J'étais insoucieux de tous les équipages
Combien de patrons morts avec leurs équipages !
Le vers suivant :

Plus léger qu'un bouchon j'ai dansé sur les flots

est inspiré d'un vers du poème Conseil des Chants du crépuscule :

Plus léger sur ce flot que sur l'onde un vain liège
Ce n'est là qu'une partie du relevé que j'ai publié, notamment aux pages 56-57 de mon article de 2006 intitulé "Trajectoire du Bateau ivre".
J'avais également fortement insisté sur le couplage de l'idée de bain ou lavage avec la mention "pontons" dans plusieurs poèmes des Châtiments.

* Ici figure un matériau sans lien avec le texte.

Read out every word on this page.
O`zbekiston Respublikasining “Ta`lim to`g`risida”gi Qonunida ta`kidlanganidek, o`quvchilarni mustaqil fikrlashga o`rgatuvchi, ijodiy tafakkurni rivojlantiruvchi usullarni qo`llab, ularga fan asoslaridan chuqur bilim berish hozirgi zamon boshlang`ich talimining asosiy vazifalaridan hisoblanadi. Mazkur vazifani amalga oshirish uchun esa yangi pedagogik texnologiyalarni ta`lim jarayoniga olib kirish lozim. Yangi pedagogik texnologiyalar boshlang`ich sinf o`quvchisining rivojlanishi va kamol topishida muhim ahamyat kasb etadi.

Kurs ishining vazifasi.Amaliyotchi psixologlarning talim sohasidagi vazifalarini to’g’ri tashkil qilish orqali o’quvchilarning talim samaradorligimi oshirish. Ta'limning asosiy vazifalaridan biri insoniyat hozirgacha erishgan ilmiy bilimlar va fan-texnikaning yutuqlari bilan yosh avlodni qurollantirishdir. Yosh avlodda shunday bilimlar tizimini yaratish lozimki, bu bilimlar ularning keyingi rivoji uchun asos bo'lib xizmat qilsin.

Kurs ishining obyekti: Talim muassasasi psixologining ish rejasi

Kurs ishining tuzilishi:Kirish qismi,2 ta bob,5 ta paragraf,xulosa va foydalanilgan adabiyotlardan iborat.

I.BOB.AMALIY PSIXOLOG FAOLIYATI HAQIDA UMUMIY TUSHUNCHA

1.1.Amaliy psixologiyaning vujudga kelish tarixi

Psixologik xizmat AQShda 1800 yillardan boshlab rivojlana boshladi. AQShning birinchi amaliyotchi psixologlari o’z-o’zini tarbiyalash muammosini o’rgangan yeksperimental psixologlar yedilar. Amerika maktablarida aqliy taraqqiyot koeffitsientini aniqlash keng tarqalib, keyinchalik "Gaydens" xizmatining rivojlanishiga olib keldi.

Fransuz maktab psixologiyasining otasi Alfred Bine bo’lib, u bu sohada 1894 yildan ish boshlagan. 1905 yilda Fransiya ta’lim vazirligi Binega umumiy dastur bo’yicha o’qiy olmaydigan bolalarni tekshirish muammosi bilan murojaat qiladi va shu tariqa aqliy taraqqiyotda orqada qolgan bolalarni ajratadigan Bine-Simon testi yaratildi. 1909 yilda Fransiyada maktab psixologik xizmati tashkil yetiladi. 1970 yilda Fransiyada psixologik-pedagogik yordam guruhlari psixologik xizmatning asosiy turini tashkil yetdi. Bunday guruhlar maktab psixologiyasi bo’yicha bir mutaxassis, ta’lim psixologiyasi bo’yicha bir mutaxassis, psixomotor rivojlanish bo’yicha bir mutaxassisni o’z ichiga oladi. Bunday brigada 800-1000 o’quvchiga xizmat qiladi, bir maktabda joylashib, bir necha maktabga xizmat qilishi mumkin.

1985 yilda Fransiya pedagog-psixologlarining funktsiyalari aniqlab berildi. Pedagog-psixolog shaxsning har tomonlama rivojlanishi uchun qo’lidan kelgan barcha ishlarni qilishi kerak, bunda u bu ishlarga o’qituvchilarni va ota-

Vivement qu'on retrouve les articles et auteurs qui ont dit tout cela avant moi. Comme d'habitude, quoi ! Ou vivement qu'un Teyssèdre écrive un livre sur Voyelles ou sur Le Bateau ivre à recenser sur le blog si objectif d'Alain Bardel ou dans la revue Parade sauvage, puisque le mot d'ordre est donc donné de ne pas me citer dans les cénacles.

Je reviens maintenant sur l'article de Jacques Bienvenu qui prolonge l'idée de Jacques Roubaud sur "Qu'est-ce..." en l'appliquant au Bateau ivre, après l'avoir appuyée de références "hugolâtres" tirées du Petit traité de versification française de Banville.
Effectivement, Rimbaud se situe par rapport à Hugo. Je nuancerais toutefois le point de la versification. En effet, Rimbaud prétend aller plus loin qu'Hugo dans le dérèglement du vers, ce qui ne peut pas vouloir dire uniquement un acte de destruction antihugolien, car il prolonge Hugo et cela correspond aussi à de l'émulation. Et si j'ai cité des décalques évidents de Victor Hugo, c'est pour bien montrer que Le Bateau ivre n'est pas haineux à l'égard de la métrique hugolienne. Que du contraire !
Jacques Bienvenu est plus juste quand il parle de relever le gant que quand il applique la métaphore de Roubaud de destruction du vers hugolien. La liquidation du vers est réelle en 1872, avec "Qu'est-ce..." notamment, mais elle ne marche pas pour Le Bateau ivre, et même dans le cas de "Qu'est-ce..." si on y réfléchit à deux fois ce n'est pas précisément une destruction du vers d'Hugo. C'est une destruction de la tradition dans le prolongement de ce qu'avait initié Hugo et ce n'est même pas une liquidation du vers, puisque ce poème est en vers. J'estime qu'il faut parler de manière nuancée de ce dérèglement. Le slogan de Roubaud est pour moi trop grossier du geste métrique antihugolien.
Quant à l'idée de Michel Murat d'une radicalisation simple du Forgeron à "Qu'est-ce..." en passant par Le Bateau ivre, elle ne vaut que pour les procédés métriques, mais je ne sache pas que le poème Le Forgeron soit à un quelconque degré hostile à Hugo. Certains rimbaldiens, comme Steve Murphy, ont affirmé que le poème Le Forgeron s'opposait à l'esprit des petites épopées de La Légende des siècles. J'attends les preuves et les explications, parce que là ça dépasse mon entendement.
L'exaspération de Rimbaud à l'encontre d'Hugo est très marquée dans L'Homme juste, mais dans les autres écrits du jeune ardennais on note des oppositions, des parodies, une envie de se confronter intellectuellement ou politiquement au grand romantique, mais cette haine d'Hugo perdurant dans le temps me semble à démontrer. On ne peut pas se contenter d'affirmer que Rimbaud en veut à Hugo dans L'Homme juste et qu'à partir de là il est tout le temps dans la haine à son égard. Le seul autre aliment en ce sens est l'étrange constance de Verlaine ultérieurement à tenir des propos durs envers Hugo tout en dépréciant une partie majeure de son oeuvre. Rimbaud peut avoir une relation plus apaisée à Hugo quand il compose Le Bateau ivre, même si dans son portefeuille de manuscrits L'Homme juste se maintient comme un reproche violent qui lui est fait.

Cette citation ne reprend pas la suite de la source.